Unless death is defined at least in outline, the decision that a person is “dead” cannot be verified by any amount of scientific investigation. Technical data can never answer purely conceptual questions. Earlier in this article it was suggested that the death of the brain was the necessary and sufficient condition for the death of the individual, but the word death was not given much content beyond the very general definition of “irreversible loss of function.” If one seeks to marry conceptions of death prevalent in the oldest cultures with the most up-to-date observations from intensive care units, one might think of human death as the irreversible loss of the capacity for consciousness combined with the irreversible loss of the capacity to breathe. The anatomical basis for such a concept of human death resides in the loss of brain-stem function.

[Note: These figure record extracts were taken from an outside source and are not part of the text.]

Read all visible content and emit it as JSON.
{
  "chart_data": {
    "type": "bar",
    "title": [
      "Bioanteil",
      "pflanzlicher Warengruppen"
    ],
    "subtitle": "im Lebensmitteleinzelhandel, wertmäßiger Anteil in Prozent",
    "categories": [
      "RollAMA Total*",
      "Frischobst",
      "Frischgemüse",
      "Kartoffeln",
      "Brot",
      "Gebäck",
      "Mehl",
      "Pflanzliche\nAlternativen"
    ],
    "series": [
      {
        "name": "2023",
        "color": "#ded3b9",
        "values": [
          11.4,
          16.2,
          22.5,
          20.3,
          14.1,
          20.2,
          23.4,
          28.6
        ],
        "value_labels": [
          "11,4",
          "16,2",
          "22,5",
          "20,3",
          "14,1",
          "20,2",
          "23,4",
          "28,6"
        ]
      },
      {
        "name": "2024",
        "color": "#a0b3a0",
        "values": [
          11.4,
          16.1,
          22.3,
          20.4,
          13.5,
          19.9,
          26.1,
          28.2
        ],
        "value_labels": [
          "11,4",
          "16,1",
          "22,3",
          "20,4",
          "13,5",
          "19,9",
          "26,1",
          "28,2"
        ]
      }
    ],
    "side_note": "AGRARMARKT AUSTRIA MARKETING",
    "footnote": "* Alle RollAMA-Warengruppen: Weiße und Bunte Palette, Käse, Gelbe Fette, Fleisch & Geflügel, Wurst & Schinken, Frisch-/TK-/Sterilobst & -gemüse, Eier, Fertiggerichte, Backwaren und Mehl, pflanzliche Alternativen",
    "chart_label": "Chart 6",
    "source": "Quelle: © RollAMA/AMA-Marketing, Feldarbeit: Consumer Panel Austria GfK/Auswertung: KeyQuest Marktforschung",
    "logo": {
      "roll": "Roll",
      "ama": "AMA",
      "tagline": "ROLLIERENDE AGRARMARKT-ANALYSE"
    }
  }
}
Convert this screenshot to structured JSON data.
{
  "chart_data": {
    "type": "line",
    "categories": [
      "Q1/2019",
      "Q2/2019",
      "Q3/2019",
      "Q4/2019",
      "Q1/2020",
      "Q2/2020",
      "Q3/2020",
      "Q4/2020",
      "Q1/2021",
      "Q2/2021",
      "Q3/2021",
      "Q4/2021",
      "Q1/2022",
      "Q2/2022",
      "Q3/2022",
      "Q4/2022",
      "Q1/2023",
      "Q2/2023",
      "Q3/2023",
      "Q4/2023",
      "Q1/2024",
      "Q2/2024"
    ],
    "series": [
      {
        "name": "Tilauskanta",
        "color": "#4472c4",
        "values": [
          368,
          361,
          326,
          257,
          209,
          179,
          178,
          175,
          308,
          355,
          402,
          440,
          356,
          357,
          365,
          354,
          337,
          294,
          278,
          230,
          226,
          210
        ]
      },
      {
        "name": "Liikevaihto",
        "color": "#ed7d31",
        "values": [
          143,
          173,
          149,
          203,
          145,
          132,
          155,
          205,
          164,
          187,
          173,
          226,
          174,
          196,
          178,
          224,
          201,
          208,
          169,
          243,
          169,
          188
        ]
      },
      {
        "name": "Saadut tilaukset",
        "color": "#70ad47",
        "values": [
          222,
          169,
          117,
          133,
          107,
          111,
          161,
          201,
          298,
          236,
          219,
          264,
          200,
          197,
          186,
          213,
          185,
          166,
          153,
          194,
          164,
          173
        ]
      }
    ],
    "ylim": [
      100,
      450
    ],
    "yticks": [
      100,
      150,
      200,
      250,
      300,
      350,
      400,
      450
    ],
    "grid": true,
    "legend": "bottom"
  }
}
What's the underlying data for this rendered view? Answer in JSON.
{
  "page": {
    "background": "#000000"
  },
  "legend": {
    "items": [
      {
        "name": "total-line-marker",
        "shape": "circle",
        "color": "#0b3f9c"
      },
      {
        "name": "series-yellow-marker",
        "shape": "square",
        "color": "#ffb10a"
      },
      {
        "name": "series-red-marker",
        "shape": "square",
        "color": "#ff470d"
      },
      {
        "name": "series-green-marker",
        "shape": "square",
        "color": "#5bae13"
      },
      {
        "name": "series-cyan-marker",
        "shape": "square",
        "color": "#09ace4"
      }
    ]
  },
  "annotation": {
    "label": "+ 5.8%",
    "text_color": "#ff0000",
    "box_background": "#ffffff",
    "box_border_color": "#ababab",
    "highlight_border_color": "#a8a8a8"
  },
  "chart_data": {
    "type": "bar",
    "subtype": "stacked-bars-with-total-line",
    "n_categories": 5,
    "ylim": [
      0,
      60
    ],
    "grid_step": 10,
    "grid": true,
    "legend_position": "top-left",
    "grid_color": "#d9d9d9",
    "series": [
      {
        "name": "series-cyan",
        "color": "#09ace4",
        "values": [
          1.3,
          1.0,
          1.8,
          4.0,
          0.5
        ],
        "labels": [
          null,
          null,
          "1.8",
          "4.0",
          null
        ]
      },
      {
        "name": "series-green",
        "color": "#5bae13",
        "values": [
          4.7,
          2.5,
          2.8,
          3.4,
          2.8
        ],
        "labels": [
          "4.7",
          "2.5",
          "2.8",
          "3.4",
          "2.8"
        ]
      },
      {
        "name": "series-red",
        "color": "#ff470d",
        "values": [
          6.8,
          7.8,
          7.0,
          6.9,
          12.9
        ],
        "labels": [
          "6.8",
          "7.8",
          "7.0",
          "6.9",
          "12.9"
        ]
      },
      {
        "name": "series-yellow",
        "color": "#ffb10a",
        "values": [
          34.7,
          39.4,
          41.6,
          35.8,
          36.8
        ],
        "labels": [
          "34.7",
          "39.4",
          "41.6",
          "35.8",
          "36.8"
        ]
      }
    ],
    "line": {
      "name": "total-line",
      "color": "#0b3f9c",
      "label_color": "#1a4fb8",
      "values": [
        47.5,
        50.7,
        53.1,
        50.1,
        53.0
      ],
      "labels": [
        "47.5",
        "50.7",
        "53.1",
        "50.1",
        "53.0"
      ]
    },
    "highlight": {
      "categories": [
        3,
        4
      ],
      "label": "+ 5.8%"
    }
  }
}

Functions of the brain stem
The brain stem is the area at the base of the brain that includes the mesencephalon (midbrain), the pons, and the medulla. It contains the respiratory and vasomotor centres, which are responsible, respectively, for breathing and the maintenance of blood pressure. Most importantly, it also contains the ascending reticular activating system, which plays a crucial role in maintaining alertness (i.e., in generating the capacity for consciousness); small, strategically situated lesions in the medial tegmental portions of the midbrain and rostral pons cause permanent coma. All of the motor outputs from the cerebral hemispheres—for example, those that mediate movement or speech—are routed through the brain stem, as are the sympathetic and parasympathetic efferent nerve fibres responsible for the integrated functioning of the organism as a whole. Most sensory inputs also travel through the brain stem. This part of the brain is, in fact, so tightly packed with important structures that small lesions there often have devastating effects. By testing various brain-stem reflexes, moreover, the functions of the brain stem can be assessed clinically with an ease, thoroughness, and degree of detail not possible for any other part of the central nervous system.
It must be stressed that the capacity for consciousness (an upper brain-stem function) is not the same as the content of consciousness (a function of the cerebral hemispheres); it is, rather, an essential precondition of the latter. If there is no functioning brain stem, there can be no meaningful or integrated activity of the cerebral hemispheres, no cognitive or affective life, no thoughts or feelings, no social interaction with the environment, nothing that might legitimize adding the adjective sapiens (“wise”) to the noun Homo (“man”). The “capacity for consciousness” is perhaps the nearest one can get to giving a biological flavour to the notion of “soul.”
The capacity to breathe is also a brain-stem function, and apnea (respiratory paralysis) is a crucial manifestation of a nonfunctioning lower brain stem. Alone, of course, it does not imply death; patients with bulbar poliomyelitis, who may have apnea of brain-stem origin, are clearly not dead. Although irreversible apnea has no strictly philosophical dimension, it is useful to include it in any concept of death. This is because of its obvious relation to cardiac function—if spontaneous breathing is lost the heart cannot long continue to function—and perhaps because of its cultural associations with the “breath of life.” These aspects are addressed in the later discussion of how death has been envisaged in various cultures.